Garage to Showroom back to Garage
When I set out to start Grass + Grain Co. I could have never guessed this would be the story. No one could. In late-September 2019 I stepped back from the dream whisky ambassador job to start my company. I genuinely loved my old job and the people I worked with…but anyone who knows me knows I’ve been itching to start my own business for over a decade now. I’ve been vetting ideas, business plans, and opportunities for years. I’ve studied start-ups relentlessly, developed plans, assembled teams, and raised capital in the past. I did my due diligence. This idea was different. This was my ‘once in a lifetime’ opportunity. I learned how to weld, designed and built prototypes of my vision. Learned how to manufacture a custom product overseas and how to cope with the anxiety of freight-forwarding the bulk of my life savings across the earth. I put together a sensible, secure global supply chain to support this when it took off. Built the business plan, brand, marketing, website, sales funnel, content, videos, support, production process, the infrastructure to operate. It. Just. Made. Sense. So I went for it, I invested everything I had. I launched the website on October 17, 2019 and found a new-build industrial unit to call home later in November. I built that space from the raw concrete: sealed the floors, ran the plumbing, electrical, built the washroom, the walls, built the workshop and the showroom. All over the holidays. All while selling, building, and delivering cabinets for our first clients. Our sales started off strong. I turned 30 in January and did a soft opening of the space for my family. One of the proudest days of my life…

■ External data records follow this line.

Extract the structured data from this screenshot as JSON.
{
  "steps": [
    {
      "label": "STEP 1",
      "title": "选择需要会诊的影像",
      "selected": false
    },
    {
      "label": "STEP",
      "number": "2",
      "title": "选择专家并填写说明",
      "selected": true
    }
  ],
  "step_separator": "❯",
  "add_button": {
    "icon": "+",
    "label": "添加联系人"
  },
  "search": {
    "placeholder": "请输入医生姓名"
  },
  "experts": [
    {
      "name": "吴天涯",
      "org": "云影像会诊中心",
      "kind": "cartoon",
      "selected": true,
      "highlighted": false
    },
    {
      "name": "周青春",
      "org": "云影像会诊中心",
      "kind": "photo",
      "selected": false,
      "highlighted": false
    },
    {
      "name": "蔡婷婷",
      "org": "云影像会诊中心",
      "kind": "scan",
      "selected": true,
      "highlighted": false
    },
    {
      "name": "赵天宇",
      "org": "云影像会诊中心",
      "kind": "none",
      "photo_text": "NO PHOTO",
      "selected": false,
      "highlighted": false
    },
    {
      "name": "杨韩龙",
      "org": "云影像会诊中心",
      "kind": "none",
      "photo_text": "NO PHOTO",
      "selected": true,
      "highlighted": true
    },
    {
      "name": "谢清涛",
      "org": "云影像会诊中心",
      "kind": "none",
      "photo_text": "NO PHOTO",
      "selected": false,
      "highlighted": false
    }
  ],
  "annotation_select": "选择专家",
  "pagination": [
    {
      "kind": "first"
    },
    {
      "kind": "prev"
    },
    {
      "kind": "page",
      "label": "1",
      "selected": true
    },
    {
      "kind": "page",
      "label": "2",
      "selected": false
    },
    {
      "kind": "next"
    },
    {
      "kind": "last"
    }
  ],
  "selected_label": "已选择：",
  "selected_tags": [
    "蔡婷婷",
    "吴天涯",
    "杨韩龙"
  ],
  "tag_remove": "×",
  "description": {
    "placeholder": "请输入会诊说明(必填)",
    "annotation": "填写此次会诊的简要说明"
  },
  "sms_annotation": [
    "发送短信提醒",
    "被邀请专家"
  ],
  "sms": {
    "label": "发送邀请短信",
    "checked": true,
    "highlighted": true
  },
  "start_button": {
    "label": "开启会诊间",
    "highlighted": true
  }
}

Just as it all seemed to come together, it all fell apart. Two weeks later, I was hospitalized for an unexpected growth in my throat. Surgery and recovery led to full month set-back. When I got back to work the first week of March, I broke my hand in an accident in the shop. I found myself back in the hospital getting fixed up before flying to Halifax for a whisky consulting gig. On March 10 I returned home to a substantial personal loss. I had a tradeshow that weekend I had invested heavily in, so I kept focused on the task at hand. I was physically loading my tradeshow booth into the van on Thursday March 13 when they cancelled all public gatherings. On Monday March 16, Canada declared a State of Emergency and we were forced into lockdown…
Here’s the thing about a startup, the first 6 months are crucial to survival, to get up and running, to get cash flowing, to solidify the foundation. I was barely even 4-months in… Sales stopped dead. Showroom closed. Rent’s due. We weren’t eligible for the CEBA and our landlord didn’t opt to go for the CECRA. I really tried to make it work, but the rent was crippling for a showroom that was collecting dust. I was backed into a corner…I pulled what I had left and negotiated a termination of the lease. The next few days were crazy – I had to breakdown, destroy or salvage everything I had JUST built in the space. Moved everything back into the garage I just invested my savings to move out of… I closed down the showroom before I even had our Grand Opening. I’m so sad that most of you will never see what I worked so hard on. To those who did make it out to visit the shop in the short time it was open, thank you from the bottom of my heart. You saw a piece of me most never did, and you supported me when I needed it most. Thank you.
At the end of the day, I’m still one of the lucky ones. I lost a lot of capital on a showroom that never was…but I still have my company. I still have the inventory, the designs and the ability to take this wherever I want to next. I know there are entrepreneurs who cannot say the same. People who have invested a lot more time, resources and life compared to my little early-stage startup. Entrepreneurs who were responsible for employees, families, and livelihoods. People who have devoted everything in building their business just to lose it all in a matter of months.
I don’t know what the future of Grass + Grain will look like. I have visions. I have ideas. But I’ve also learned that no matter how hard you work, how prepared you are, how sure you are, life can throw you a curveball. Control what you can but stay agile & aware enough to adapt when you lose control. We all do at some point. Push forward. Always forward…
Stay safe and stay strong. We will get through this. Go and support your local business. They need you now more than ever.
…and grow some weed. We can ALL benefit from this plant right now.